Dans son livre sur l’eucharistie, Timothy Radcliffe raconte : «Il y avait aux États-Unis, dans le Sud profond, une ville très pieuse et religieuse où tout le monde allait à l’église et était vertueux. Et puis un jour, un homme arriva qui ouvrit un bar, lequel devint le centre de toutes sortes de conduites dépravées : danse, boisson et même, qui sait, peut-être sexe. Tous ces bons chrétiens firent des prières pour la fermeture du bar. Ils firent le siège du ciel, et de fait, six mois plus tard le bar brûla. Le propriétaire exigea des chrétiens une indemnisation. Ces derniers nièrent toute responsabilité : qu’avaient-ils fait? « Suis-je le seul ici, répliqua-t-il, à croire à la puissance de la prière? » (Pourquoi aller à l’église?, Paris, Champs essais, 2009, p. 137)
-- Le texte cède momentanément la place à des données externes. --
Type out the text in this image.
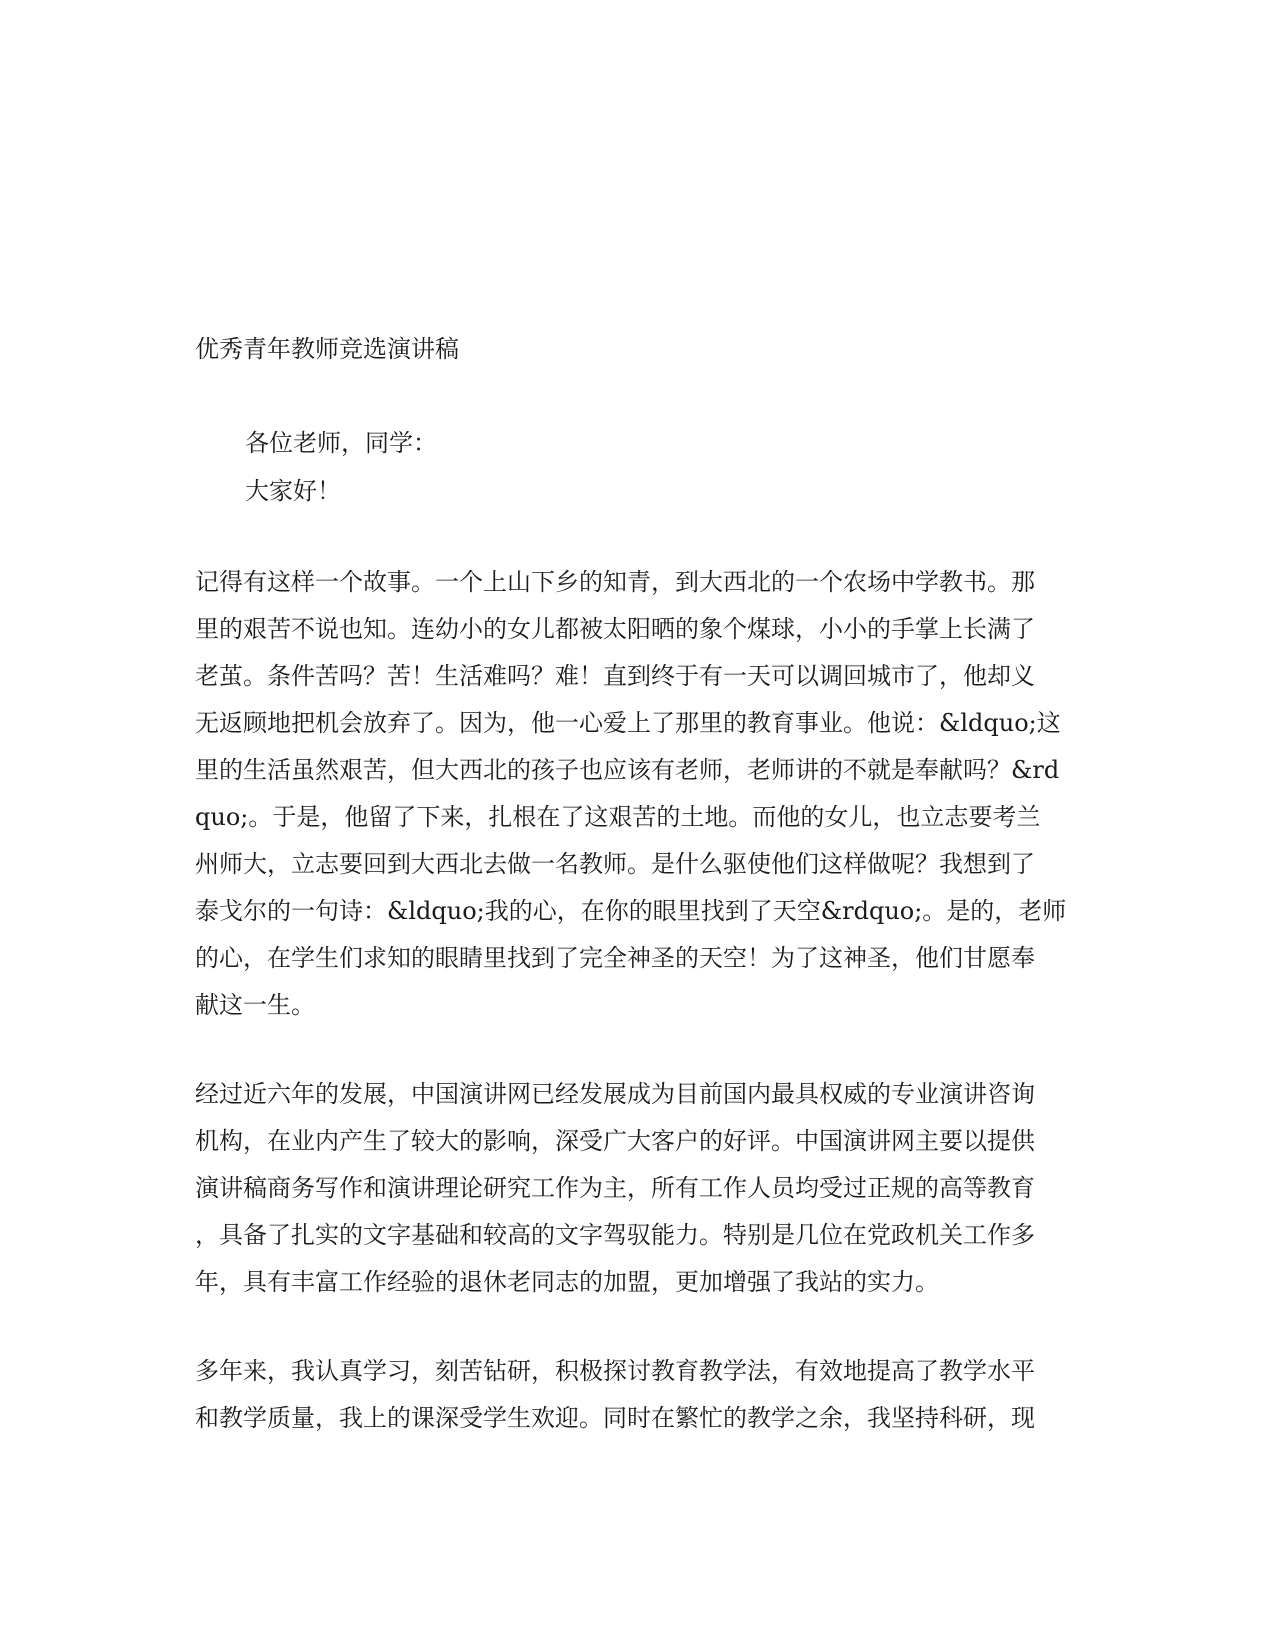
优秀青年教师竞选演讲稿

各位老师，同学：

大家好！

记得有这样一个故事。一个上山下乡的知青，到大西北的一个农场中学教书。那

里的艰苦不说也知。连幼小的女儿都被太阳晒的象个煤球，小小的手掌上长满了

老茧。条件苦吗？苦！生活难吗？难！直到终于有一天可以调回城市了，他却义

无返顾地把机会放弃了。因为，他一心爱上了那里的教育事业。他说：&ldquo;这

里的生活虽然艰苦，但大西北的孩子也应该有老师，老师讲的不就是奉献吗？&rd

quo;。于是，他留了下来，扎根在了这艰苦的土地。而他的女儿，也立志要考兰

州师大，立志要回到大西北去做一名教师。是什么驱使他们这样做呢？我想到了

泰戈尔的一句诗：&ldquo;我的心，在你的眼里找到了天空&rdquo;。是的，老师

的心，在学生们求知的眼睛里找到了完全神圣的天空！为了这神圣，他们甘愿奉

献这一生。

经过近六年的发展，中国演讲网已经发展成为目前国内最具权威的专业演讲咨询

机构，在业内产生了较大的影响，深受广大客户的好评。中国演讲网主要以提供

演讲稿商务写作和演讲理论研究工作为主，所有工作人员均受过正规的高等教育

，具备了扎实的文字基础和较高的文字驾驭能力。特别是几位在党政机关工作多

年，具有丰富工作经验的退休老同志的加盟，更加增强了我站的实力。

多年来，我认真学习，刻苦钻研，积极探讨教育教学法，有效地提高了教学水平

和教学质量，我上的课深受学生欢迎。同时在繁忙的教学之余，我坚持科研，现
La puissance de la prière! On en doute souvent. Devant un problème, nous faisons le tour de toutes les solutions possibles. La prière est rarement en haut de la liste. Nous la promettons à une âme en peine quand nous ne savons plus quoi dire pour l’encourager. Certains terminent leur courriel ou leur lettre par ces mots passe-partout : «Union de prière.» Devant un objet précieux ou une demande couteuse, n’arrive-t-il pas que nous concluions : «On n’a pas ça pour des prières»! Autant de petits indices qui manifestent notre peu de confiance en la prière.
Pourquoi? Nous doutons de notre pouvoir sur Dieu. Nous ne croyons pas que nous pouvons le faire fléchir, le faire changer d’idée, le forcer à intervenir dans le déroulement du temps. Et nous avons probablement raison. Mieux que nous, Dieu sait ce qui est bien pour nous. Dans sa grande générosité, il met tout en œuvre pour nous rendre heureux. Nous pouvons donc compter sur lui sans hésitation. D’autant plus que, vivant dans l’éternité, il peut intervenir dans ce que nous, du côté du temps, nous appelons l’avenir!
Mais alors, à quoi bon prier? Dieu se laisse-t-il distraire par nos demandes quand il les connaît depuis toujours et qu’il sait, mieux que nous, ce qui est bon pour nous?
La question est probablement mal posée… La prière n’agit pas sur Dieu. Elle nous touche nous-mêmes. Elle ne change pas Dieu; elle nous change nous-mêmes. Elle nous ajuste à la justesse de Dieu. Saint Augustin dit quelque chose du genre : «Nous ne prions pas pour avertir Dieu de nos besoins, mais pour nous avertir nous-mêmes du regard que Dieu porte sur nous.» Quand nous supplions, la prière place nos besoins dans le grand champ de notre désir profond et surtout dans le champ du regard de Dieu. La prière nous fait entrer dans l’éternel paysage de Dieu. Elle nous convertit.
À la fin de notre prière, nous pouvons avoir l’impression d’avoir changé d’idée. Et pourtant, ce changement ne nous désespère pas. Nous n’avons pas l’impression d’avoir perdu. Au contraire, la prière jette une lumière nouvelle sur ce que nous vivons. La solution que nous adoptons se situe du côté du bonheur. Elle n’est pas du tout une démission. Quand je demande à Dieu : «Que ta volonté soit faite», je ne fais pas de ma prière une résignation. Au contraire. «Que ta volonté soit fête!», comme un enfant avait compris la prière du Seigneur, un jour où il devait écrire par cœur le Notre Père! Heureuse erreur!